To look away from Gaza is more than a political failure. It is a collapse of conscience. The Genocide Convention was created to prevent the destruction of peoples under siege, and international law is unambiguous. When states are confronted with credible evidence of atrocities, inaction amounts to complicity. The UN’s humanitarian office has already warned that Israel’s restrictions are “systematically” impeding life-saving aid. Supplying arms or diplomatic cover in such circumstances is to share responsibility for the crime.
Much of the media, however, relegates Gaza’s suffering to the margins. Military manoeuvres and official statements dominate headlines, while the humanitarian catastrophe is treated as secondary. This distortion of narrative blunts empathy and delays urgent action, allowing aggression to proceed under the cover of distraction.

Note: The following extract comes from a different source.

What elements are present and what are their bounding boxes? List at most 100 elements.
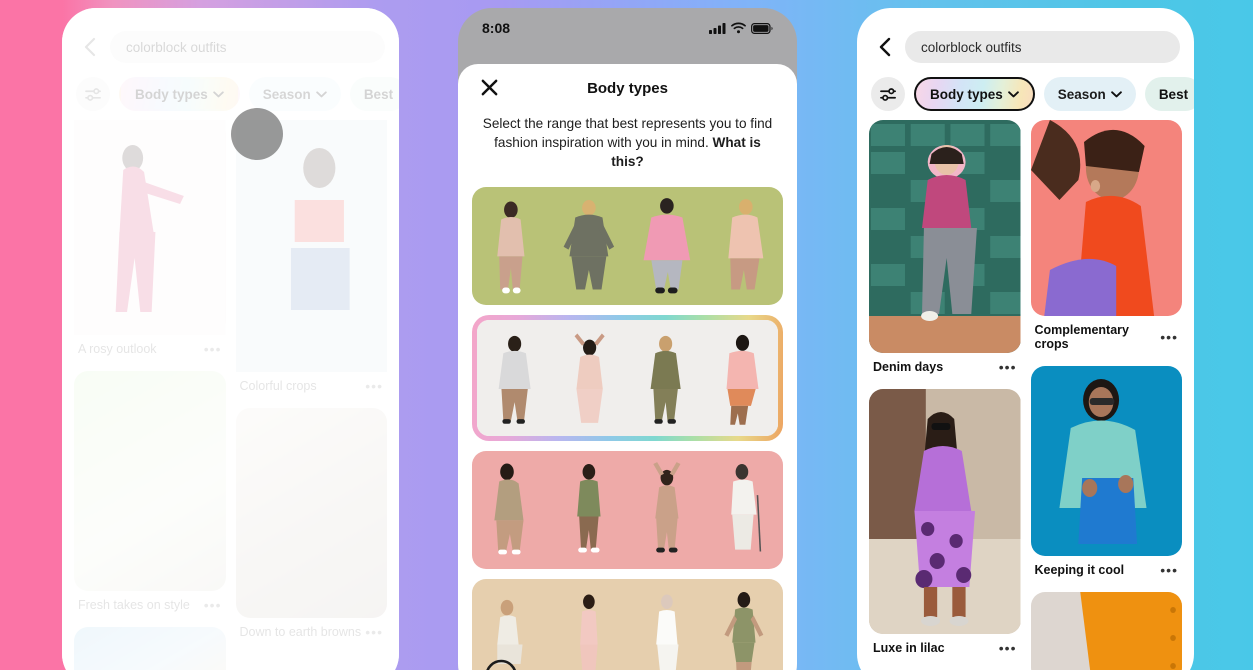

Pakistan has spoken with clarity where others equivocate. At the UN, its representatives have demanded not pauses but a permanent ceasefire, the lifting of the blockade and unfettered humanitarian access. They have reminded the world that the credibility of the UN system itself is at stake. An order that cannot stop the starvation of children or the bombing of hospitals has lost its claim to legitimacy.
Pakistan’s voice, however, must not remain alone. Responsibility is global. Nations of conscience must press for an end to the siege, support investigations into war crimes and use every legal avenue to halt the destruction. To watch a people starved and bombed into submission while the custodians of international law avert their gaze is to share in the crime.
The siege must end. Aid must flow. A ceasefire must be secured; not at some distant point down the road, but right now.